The Washington Department of Fish and Wildlife (DFW) recently confirmed a new state record for Pacific bluefin tuna, which was caught by Sam Ellinger of Ellensburg back in September. According to the DFW, the Central Washington University student reeled in the fish about 28 miles offshore Grays Harbor while bait fishing with anchovies. The fish measured 41 inches long and weighed an astounding 39.20 pounds, nearly three pounds more than the previous state record.

“Catching a fish this size was pretty exhausting,” Ellinger said in a press release. “We didn’t know what we hooked until we got it on the boat.”

The college student has only been on a charter boat a handful of times, but he describes himself as an avid hunter and is considering a career in wildlife management. The Yakima Herald-Republic reported that it took a full hour for the young angler to bring the large tuna in, which happened after two and a half days of fishing in the region.
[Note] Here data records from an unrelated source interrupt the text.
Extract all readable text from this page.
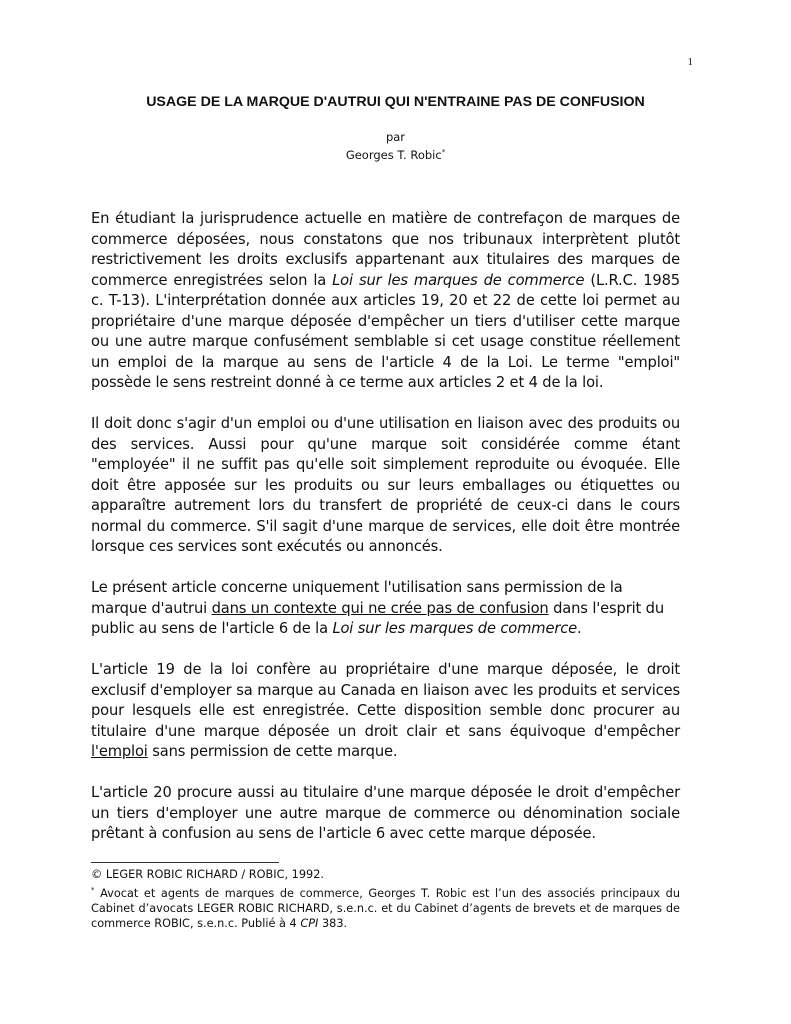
1
USAGE DE LA MARQUE D'AUTRUI QUI N'ENTRAINE PAS DE CONFUSION
par
Georges T. Robic*

En étudiant la jurisprudence actuelle en matière de contrefaçon de marques de commerce déposées, nous constatons que nos tribunaux interprètent plutôt restrictivement les droits exclusifs appartenant aux titulaires des marques de commerce enregistrées selon la Loi sur les marques de commerce (L.R.C. 1985 c. T-13). L'interprétation donnée aux articles 19, 20 et 22 de cette loi permet au propriétaire d'une marque déposée d'empêcher un tiers d'utiliser cette marque ou une autre marque confusément semblable si cet usage constitue réellement un emploi de la marque au sens de l'article 4 de la Loi. Le terme "emploi" possède le sens restreint donné à ce terme aux articles 2 et 4 de la loi.

Il doit donc s'agir d'un emploi ou d'une utilisation en liaison avec des produits ou des services. Aussi pour qu'une marque soit considérée comme étant "employée" il ne suffit pas qu'elle soit simplement reproduite ou évoquée. Elle doit être apposée sur les produits ou sur leurs emballages ou étiquettes ou apparaître autrement lors du transfert de propriété de ceux-ci dans le cours normal du commerce. S'il sagit d'une marque de services, elle doit être montrée lorsque ces services sont exécutés ou annoncés.

Le présent article concerne uniquement l'utilisation sans permission de la marque d'autrui dans un contexte qui ne crée pas de confusion dans l'esprit du public au sens de l'article 6 de la Loi sur les marques de commerce.

L'article 19 de la loi confère au propriétaire d'une marque déposée, le droit exclusif d'employer sa marque au Canada en liaison avec les produits et services pour lesquels elle est enregistrée. Cette disposition semble donc procurer au titulaire d'une marque déposée un droit clair et sans équivoque d'empêcher l'emploi sans permission de cette marque.

L'article 20 procure aussi au titulaire d'une marque déposée le droit d'empêcher un tiers d'employer une autre marque de commerce ou dénomination sociale prêtant à confusion au sens de l'article 6 avec cette marque déposée.

© LEGER ROBIC RICHARD / ROBIC, 1992.

* Avocat et agents de marques de commerce, Georges T. Robic est l’un des associés principaux du Cabinet d’avocats LEGER ROBIC RICHARD, s.e.n.c. et du Cabinet d’agents de brevets et de marques de commerce ROBIC, s.e.n.c. Publié à 4 CPI 383.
“I was ready to be done,” Ellinger recalled. “I could hardly hold the fish up once we got it on the boat.”

Pacific bluefin tuna do not get quite as big as their Atlantic cousins, especially near the state of Washington. According to the International Game Fish Association, the largest Pacific bluefin ever caught by an angler was a 739-pound, six-ounce tuna reeled in by Nathan Adams in New Zealand two years ago. Pacific bluefin tuna are relatively rare in the waters of Washington, and Ellinger said that he spent the trip catching a large number of albacore before he snagged his record fish.

Sure enough, when it came time for pictures, Ellinger was the only one holding up a bluefin while the other anglers displayed their albacore.